To further exploit the construction principle, the team created new building blocks that had “glue joints” not only on the sides, but also slightly weaker ones on the top and bottom. This allows the “nano-gears” to form long tubes using the additional docking sites in a second step.

“At lengths of one micrometer and a diameter of several hundred nanometers, these tubes have reached the size of some bacteria,” explains Hendrik Dietz. “And we can use the architecture of individual elements to determine features of the overall structure.”

Inspired by the symmetries and the hierarchical design of viruses, the researchers also attempted to build closed cage structures. “A potential future application of artificial cages is the transport of medication in the body,” explains Hendrik Dietz. “Here, the goal is to release active agents only at specific desired locations, sparing the rest of the body.”

Using the principles already applied to the structures described before, the team now constructed new elements they hoped would assemble in a self-limiting fashion into cage structures under the right conditions. According to these strategies a triangular middle section and three V-shaped elements give rise to a three-pronged building element.
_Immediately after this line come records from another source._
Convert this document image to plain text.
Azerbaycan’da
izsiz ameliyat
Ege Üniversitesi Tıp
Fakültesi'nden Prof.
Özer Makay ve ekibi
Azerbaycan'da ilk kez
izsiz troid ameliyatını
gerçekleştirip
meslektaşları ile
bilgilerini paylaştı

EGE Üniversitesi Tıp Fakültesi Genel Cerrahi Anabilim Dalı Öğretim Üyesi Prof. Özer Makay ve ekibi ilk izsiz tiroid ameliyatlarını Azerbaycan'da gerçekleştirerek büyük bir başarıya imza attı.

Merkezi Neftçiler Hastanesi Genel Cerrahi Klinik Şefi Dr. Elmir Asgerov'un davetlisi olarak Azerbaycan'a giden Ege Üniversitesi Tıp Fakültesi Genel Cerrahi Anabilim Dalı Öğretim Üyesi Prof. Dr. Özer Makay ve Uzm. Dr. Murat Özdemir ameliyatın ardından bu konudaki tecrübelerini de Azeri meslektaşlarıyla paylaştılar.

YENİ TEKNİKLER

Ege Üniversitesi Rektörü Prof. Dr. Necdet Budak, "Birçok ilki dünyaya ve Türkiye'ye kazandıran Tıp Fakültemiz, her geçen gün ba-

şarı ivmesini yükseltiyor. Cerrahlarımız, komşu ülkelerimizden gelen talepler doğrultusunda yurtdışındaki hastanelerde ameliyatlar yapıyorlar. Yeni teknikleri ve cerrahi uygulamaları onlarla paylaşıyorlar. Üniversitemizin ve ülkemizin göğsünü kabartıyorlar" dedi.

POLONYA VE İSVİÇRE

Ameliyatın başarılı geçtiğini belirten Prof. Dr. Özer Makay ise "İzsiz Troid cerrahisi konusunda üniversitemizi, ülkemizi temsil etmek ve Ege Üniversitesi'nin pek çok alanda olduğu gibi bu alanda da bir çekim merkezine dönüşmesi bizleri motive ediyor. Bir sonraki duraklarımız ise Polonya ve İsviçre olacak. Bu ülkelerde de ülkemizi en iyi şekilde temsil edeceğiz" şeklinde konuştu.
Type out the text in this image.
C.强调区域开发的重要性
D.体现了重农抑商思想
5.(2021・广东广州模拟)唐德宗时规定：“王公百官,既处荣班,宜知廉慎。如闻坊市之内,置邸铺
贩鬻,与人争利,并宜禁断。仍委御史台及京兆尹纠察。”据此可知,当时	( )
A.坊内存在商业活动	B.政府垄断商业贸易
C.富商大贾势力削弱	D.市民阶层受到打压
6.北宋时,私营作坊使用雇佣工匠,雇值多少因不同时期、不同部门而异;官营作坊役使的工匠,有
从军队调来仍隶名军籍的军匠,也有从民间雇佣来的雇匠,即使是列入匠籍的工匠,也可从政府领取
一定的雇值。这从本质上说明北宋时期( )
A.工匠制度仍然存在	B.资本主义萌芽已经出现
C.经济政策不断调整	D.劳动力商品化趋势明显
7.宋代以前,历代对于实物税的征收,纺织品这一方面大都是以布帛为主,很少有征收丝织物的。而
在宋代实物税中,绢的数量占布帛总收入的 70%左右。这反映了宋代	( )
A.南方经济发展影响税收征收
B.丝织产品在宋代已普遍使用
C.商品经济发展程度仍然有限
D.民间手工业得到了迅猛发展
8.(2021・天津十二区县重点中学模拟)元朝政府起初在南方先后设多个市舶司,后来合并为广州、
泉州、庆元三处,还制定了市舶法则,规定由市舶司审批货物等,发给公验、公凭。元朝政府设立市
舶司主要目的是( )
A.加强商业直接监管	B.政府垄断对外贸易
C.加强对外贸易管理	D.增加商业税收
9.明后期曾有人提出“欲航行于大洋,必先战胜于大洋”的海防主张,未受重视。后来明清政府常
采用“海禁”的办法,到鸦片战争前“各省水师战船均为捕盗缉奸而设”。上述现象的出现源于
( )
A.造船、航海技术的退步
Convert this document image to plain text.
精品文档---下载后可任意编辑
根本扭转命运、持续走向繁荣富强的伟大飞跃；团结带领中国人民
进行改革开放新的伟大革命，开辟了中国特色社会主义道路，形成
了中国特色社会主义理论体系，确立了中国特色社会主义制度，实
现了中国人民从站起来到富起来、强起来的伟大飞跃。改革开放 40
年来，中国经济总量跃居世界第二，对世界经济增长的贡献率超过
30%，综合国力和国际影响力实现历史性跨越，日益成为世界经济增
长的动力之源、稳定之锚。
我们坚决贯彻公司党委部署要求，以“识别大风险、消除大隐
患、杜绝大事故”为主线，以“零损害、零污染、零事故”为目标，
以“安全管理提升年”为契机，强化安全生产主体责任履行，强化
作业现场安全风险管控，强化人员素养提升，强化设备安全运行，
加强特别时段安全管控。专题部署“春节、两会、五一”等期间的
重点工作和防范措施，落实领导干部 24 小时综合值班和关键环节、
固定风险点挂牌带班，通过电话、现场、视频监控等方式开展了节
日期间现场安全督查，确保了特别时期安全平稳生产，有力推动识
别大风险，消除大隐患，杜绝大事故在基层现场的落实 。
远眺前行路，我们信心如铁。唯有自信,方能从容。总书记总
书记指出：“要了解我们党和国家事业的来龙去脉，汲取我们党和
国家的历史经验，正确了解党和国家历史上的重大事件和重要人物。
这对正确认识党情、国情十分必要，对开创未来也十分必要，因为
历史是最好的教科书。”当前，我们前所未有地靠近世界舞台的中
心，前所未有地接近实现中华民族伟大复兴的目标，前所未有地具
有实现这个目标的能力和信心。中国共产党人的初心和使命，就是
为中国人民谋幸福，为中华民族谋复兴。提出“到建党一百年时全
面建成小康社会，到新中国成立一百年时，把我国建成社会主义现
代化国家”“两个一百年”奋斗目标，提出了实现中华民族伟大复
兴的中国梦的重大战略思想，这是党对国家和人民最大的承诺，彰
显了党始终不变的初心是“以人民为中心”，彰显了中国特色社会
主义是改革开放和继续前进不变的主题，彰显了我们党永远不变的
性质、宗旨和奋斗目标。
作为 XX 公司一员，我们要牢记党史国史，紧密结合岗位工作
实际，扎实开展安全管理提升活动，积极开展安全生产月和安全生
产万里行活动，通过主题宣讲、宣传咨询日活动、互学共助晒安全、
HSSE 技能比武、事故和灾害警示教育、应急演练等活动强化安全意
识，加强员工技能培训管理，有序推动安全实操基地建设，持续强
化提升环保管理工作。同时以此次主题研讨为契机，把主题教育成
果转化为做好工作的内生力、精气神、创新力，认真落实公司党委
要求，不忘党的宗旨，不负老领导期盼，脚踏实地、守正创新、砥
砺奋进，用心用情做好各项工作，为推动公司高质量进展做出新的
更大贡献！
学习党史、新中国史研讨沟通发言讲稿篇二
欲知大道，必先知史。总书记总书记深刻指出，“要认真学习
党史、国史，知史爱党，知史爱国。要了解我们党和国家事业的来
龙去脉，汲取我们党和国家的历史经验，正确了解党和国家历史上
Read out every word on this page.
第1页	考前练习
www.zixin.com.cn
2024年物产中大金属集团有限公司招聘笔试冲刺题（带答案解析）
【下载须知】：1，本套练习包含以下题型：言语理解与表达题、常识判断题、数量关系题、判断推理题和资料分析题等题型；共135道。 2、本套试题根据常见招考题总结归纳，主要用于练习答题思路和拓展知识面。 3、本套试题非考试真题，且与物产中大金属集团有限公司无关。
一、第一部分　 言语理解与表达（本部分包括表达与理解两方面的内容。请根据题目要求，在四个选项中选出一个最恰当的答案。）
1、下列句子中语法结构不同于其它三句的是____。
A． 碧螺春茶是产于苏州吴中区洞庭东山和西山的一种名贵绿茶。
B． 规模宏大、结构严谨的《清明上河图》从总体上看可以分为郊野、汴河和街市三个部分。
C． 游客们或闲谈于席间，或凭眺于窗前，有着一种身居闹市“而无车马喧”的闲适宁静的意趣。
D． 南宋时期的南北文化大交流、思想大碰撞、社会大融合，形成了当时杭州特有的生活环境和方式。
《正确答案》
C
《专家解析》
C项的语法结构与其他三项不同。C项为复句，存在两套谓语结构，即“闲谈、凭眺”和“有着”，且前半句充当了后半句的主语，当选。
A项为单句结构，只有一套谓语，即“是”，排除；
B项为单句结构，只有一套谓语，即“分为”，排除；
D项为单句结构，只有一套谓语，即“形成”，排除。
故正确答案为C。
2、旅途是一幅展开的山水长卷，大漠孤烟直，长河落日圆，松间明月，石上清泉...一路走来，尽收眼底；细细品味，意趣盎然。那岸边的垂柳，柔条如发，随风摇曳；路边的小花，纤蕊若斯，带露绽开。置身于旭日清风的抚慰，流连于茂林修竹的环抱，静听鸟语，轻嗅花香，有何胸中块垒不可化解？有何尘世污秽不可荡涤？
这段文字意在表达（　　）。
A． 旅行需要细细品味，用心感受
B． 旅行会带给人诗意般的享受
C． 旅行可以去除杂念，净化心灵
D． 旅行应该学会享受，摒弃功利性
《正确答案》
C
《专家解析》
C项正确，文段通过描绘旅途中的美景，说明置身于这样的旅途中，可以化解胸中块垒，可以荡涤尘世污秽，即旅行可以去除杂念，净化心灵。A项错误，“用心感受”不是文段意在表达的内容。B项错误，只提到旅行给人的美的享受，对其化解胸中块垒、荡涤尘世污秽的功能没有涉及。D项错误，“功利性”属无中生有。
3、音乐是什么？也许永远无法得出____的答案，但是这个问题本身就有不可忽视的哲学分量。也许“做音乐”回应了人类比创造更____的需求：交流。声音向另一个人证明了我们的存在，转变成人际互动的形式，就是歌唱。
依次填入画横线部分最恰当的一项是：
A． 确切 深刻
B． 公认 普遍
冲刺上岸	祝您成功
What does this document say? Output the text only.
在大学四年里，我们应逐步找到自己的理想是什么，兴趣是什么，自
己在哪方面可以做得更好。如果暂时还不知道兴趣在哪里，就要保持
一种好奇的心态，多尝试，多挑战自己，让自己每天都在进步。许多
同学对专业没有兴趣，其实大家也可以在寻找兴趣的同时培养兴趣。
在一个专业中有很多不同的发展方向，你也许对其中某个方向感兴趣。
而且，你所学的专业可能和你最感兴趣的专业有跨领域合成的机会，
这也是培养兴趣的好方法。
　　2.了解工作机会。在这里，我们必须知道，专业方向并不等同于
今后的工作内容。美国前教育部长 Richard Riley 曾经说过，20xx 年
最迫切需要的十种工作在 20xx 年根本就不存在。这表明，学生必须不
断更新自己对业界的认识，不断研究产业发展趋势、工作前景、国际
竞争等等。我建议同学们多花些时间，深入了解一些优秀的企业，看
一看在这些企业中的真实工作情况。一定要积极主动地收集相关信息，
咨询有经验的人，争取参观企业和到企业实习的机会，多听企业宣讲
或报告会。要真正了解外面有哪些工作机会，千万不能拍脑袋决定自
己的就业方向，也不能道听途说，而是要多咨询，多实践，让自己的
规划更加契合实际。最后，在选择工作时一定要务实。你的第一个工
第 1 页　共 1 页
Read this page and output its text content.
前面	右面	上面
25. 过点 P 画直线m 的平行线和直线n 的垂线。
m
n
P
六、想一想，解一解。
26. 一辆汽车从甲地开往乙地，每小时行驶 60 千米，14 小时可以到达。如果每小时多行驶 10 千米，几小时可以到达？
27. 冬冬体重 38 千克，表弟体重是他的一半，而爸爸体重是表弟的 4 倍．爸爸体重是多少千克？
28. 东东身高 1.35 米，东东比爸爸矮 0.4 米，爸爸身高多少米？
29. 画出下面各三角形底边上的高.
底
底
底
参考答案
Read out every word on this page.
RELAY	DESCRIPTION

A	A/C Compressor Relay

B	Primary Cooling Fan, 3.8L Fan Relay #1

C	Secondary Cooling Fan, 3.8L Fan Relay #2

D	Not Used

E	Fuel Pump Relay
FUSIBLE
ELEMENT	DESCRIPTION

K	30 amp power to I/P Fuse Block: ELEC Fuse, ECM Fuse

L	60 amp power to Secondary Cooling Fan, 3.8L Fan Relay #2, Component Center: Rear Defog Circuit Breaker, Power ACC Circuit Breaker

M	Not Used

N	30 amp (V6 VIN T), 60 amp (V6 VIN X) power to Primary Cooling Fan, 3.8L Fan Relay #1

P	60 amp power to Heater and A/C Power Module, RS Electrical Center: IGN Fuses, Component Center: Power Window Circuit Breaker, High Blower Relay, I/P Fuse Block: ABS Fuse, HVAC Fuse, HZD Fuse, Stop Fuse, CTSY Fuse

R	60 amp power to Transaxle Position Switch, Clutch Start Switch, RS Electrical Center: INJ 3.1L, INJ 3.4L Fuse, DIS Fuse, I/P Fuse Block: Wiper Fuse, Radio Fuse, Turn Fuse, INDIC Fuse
Depending on the opening angle of the V, a defined number of these units merge to form tetrahedral, hexahedral or dodecahedral structures in a second step. The final structures integrate up to 1.8 million addressable DNA base pairs at user-defined positions. For the first time, these discrete-size cages attain molecular weights and sizes comparable to that of viruses and small cell organelles.

To date, manufacturing processes have limited the scope of application to those requiring only small amounts of material. The fact that only a few micrograms can be manufactured with conventional methods precludes many potential medical and materials science applications.

The bottleneck is the short staple strands that must be chemically produced base by base. The main strand obtained from bacteriophages, on the other hand, can be produced on a large scale using biotechnological processes.

That is why the team led by Hendrik Dietz refined so-called DNA enzymes, a discovery stemming from synthetic biotechnology. These are DNA strands that break apart at specific positions when exposed to a high concentration of zinc ions.

They joined the short staple sequences to a long strand using two modified DNA enzymes each. “Once precisely assembled with a specific base sequence, these combined strands can be reproduced in a biotechnological process, as with single strands of bacteriophage DNA,” says Dietz, explaining the key feature of the process.

Both the main strand and the secondary strand, comprising DNA enzymes and the staple sequences, were successfully produced using a high cell density process with bacteria.

The process is scalable and thus amenable to high volume production of the main strands and staples. Increasing the zinc ion concentration after DNA isolation releases the short staple sequences, which then fold the main strand into the desired shape.

Extensive investigations of the reaction mechanisms in collaboration with colleagues at the Institute of Biochemical Engineering showed that this is possible even on a large scale. At the TUM Research Center for Industrial Biotechnology in Garching, scientists have now produced multiple grams of four different DNA origami objects. Scaling up the process to a cubic meter scale is now within grasp.

“The interplay of biotechnology and process technology has thus enabled setting a truly fundamental milestone on the path to future applications in DNA nanotechnology,” says Professor Dirk Weuster-Botz, Chair of the Institute of Biochemical Engineering.